- Theatrical release poster
- Directed by: Umesh Shukla
- Screenplay by: Divyanshu Rawat Pavan Balagam
- Story by: Sanjay Grover
- Produced by: Umesh Shukla; Ashish Wagh; Mohit Chhabra; Sanjay Grover;
- Starring: Divita Juneja; Ashutosh Rana; Sanjay Mishra; Gulshan Grover; Prit Kamani; Meghna Malik;
- Cinematography: Sameer Arya
- Edited by: Mayur Hardas
- Music by: Tanishk Bagchi Avvy Sra Jerry Singh Sakaar Singh
- Production companies: Tulip Entertainment; Divisa Entertainment; Merry Go Round Studios; Creative Strokes Group;
- Distributed by: Pen Marudhar
- Release date: 12 September 2025;
- Running time: 140 minutes
- Country: India
- Language: Hindi
- Box office: ₹9.42 crore

= Heer Express =

Indian Hindi-language drama film

Heer Express is a 2025 Indian Hindi-language drama film directed by Umesh Shukla. The film is produced by Tulip Entertainment, Divisa Entertainment, Merry Go Round Studios, and Creative Strokes Group. It stars Divita Juneja in her first film role, alongside Ashutosh Rana, Sanjay Mishra, Gulshan Grover, and Prit Kamani. The film was released theatrically on 12 September 2025.

== Synopsis ==
The story centres on Heer Wallia, a young woman from Punjab who moves to the United Kingdom following the death of her mother. In the UK, she attempts to pursue her interest in cooking and manage the expectations tied to her family's background. The narrative depicts her efforts to adapt to a new setting and navigate personal and cultural challenges.

== Cast ==

- Divita Juneja as Heer Wallia
- Ashutosh Rana as TJ
- Sanjay Mishra as Mama
- Gulshan Grover as Mama
- Prit Kamani as Rohan Ahuja
- Meghna Malik
- Javed Khan Amrohi
- Sarah Lockett as Olivia
- Ben Walton-Jones as Mickey

== Production ==
The film was announced in 2025 and is directed by Umesh Shukla, who also serves as one of the producers. Other members of the production team include Ashish Wagh, Mohit Chhabra, Sanjay Grover, and co-producer Sampada Wagh. Filming took place in the United Kingdom and parts of India.

== Release ==
Heer Express was released theatrically on 12 September 2025.

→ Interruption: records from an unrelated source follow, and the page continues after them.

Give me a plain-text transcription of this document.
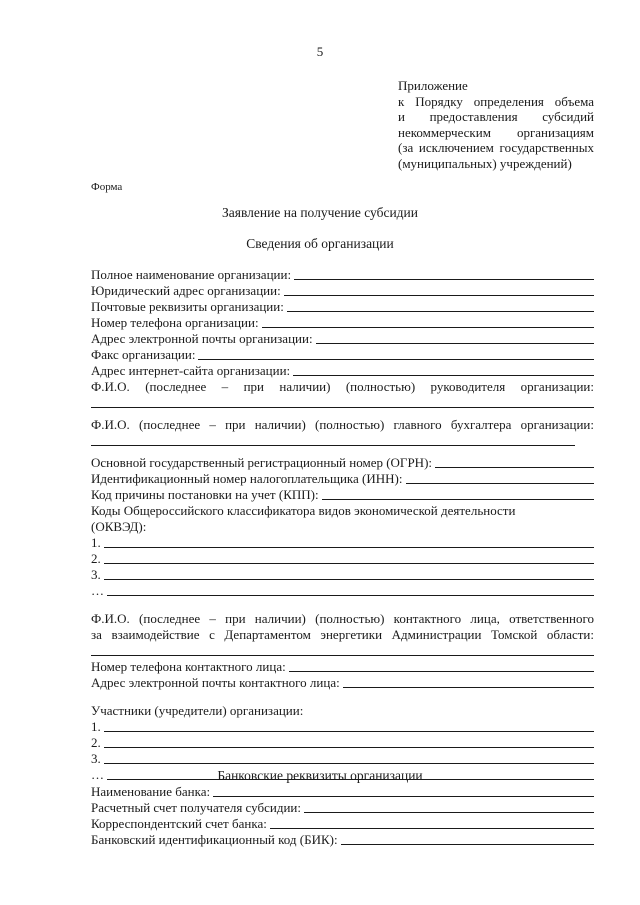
5
Приложение
к Порядку определения объема
и предоставления субсидий
некоммерческим организациям
(за исключением государственных
(муниципальных) учреждений)
Форма
Заявление на получение субсидии
Сведения об организации
Полное наименование организации:
Юридический адрес организации:
Почтовые реквизиты организации:
Номер телефона организации:
Адрес электронной почты организации:
Факс организации:
Адрес интернет-сайта организации:
Ф.И.О. (последнее – при наличии) (полностью) руководителя организации:
Ф.И.О. (последнее – при наличии) (полностью) главного бухгалтера организации:
Основной государственный регистрационный номер (ОГРН):
Идентификационный номер налогоплательщика (ИНН):
Код причины постановки на учет (КПП):
Коды Общероссийского классификатора видов экономической деятельности
(ОКВЭД):
1.
2.
3.
…
Ф.И.О. (последнее – при наличии) (полностью) контактного лица, ответственного
за взаимодействие с Департаментом энергетики Администрации Томской области:
Номер телефона контактного лица:
Адрес электронной почты контактного лица:
Участники (учредители) организации:
1.
2.
3.
…	Банковские реквизиты организации
Наименование банка:
Расчетный счет получателя субсидии:
Корреспондентский счет банка:
Банковский идентификационный код (БИК):
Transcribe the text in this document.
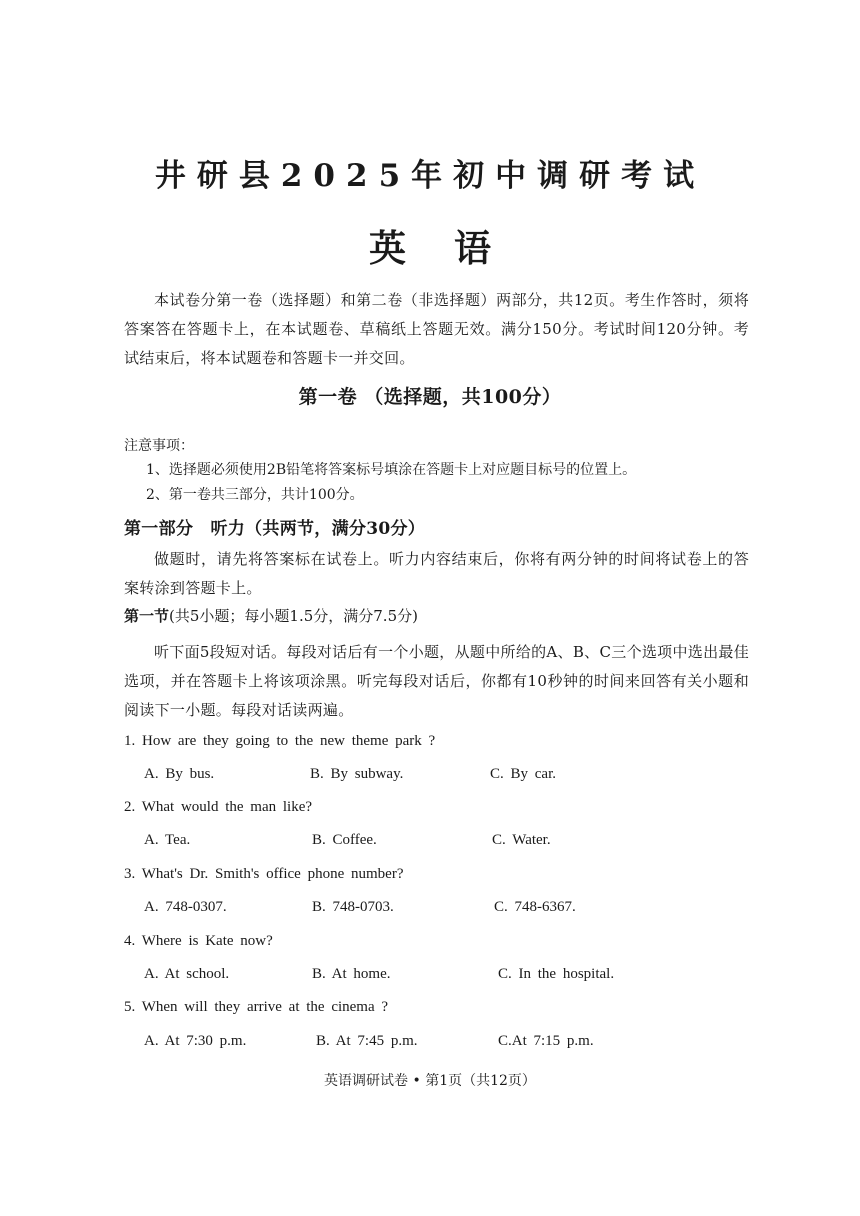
井研县2025年初中调研考试
英语
本试卷分第一卷（选择题）和第二卷（非选择题）两部分，共12页。考生作答时，须将答案答在答题卡上，在本试题卷、草稿纸上答题无效。满分150分。考试时间120分钟。考试结束后，将本试题卷和答题卡一并交回。
第一卷 （选择题，共100分）
注意事项：
1、选择题必须使用2B铅笔将答案标号填涂在答题卡上对应题目标号的位置上。
2、第一卷共三部分，共计100分。
第一部分　听力（共两节，满分30分）
做题时，请先将答案标在试卷上。听力内容结束后，你将有两分钟的时间将试卷上的答案转涂到答题卡上。
第一节(共5小题；每小题1.5分，满分7.5分)
听下面5段短对话。每段对话后有一个小题，从题中所给的A、B、C三个选项中选出最佳选项，并在答题卡上将该项涂黑。听完每段对话后，你都有10秒钟的时间来回答有关小题和阅读下一小题。每段对话读两遍。
1. How are they going to the new theme park ?
A. By bus.	B. By subway.	C. By car.
2. What would the man like?
A. Tea.	B. Coffee.	C. Water.
3. What's Dr. Smith's office phone number?
A. 748-0307.	B. 748-0703.	C. 748-6367.
4. Where is Kate now?
A. At school.	B. At home.	C. In the hospital.
5. When will they arrive at the cinema ?
A. At 7:30 p.m.	B. At 7:45 p.m.	C.At 7:15 p.m.
英语调研试卷 • 第1页（共12页）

The film began streaming on JioHotstar from 6 January 2026

==Reception==
Abhishek Srivastava of The Times of India rated it 2.5/5 stars and said that "‘Heer Express,’ in the end, offers “clean entertainment” only if your idea of fun is being stuck on a cinematic train that refuses to pick up speed."
Rishabh Suri of Hindustan Times gave it 2 stars out of 5 and said that "The first half drags, the second half never grips, and the film can't figure out what to do with its seasoned cast."
Sharva Srivastava of Times Now rated it 3/5 stars and stated that "Heer Express is a warm, feel-good film that celebrates resilience, love, and family bonds. Despite its flaws, predictability being the most prominent, the film has a lot of heart."

Rachit Gupta of Filmfare gave 3 stars out of 5 and said that "Heer Express is a rehash of the same-old Punjabi family drama mixed with a coming-of-age girl story."
Ria Sharma of Free Press Journal gave 3 stars out of 5 and said that "Heer Express is a warm, feel-good entertainer that celebrates resilience, love, and family. It has its share of flaws—predictability being the biggest—but it also has heart."
Subhash K Jha of News 24 rated it 3/5 stars and commented that "Heer Express chugs along with a sweet, won’t-hurt-a-fly charm, but its manufactured crises fail to excite. Divita Juneja dazzles as Heer, yet Prit Kamani often steals the spotlight."

Deepa Gahlot of Rediff.com gave 2.5 stars out of 5 and observed that "The comedy is unfunny, the emotional bits are dubious and the music forgettable in Heer Express."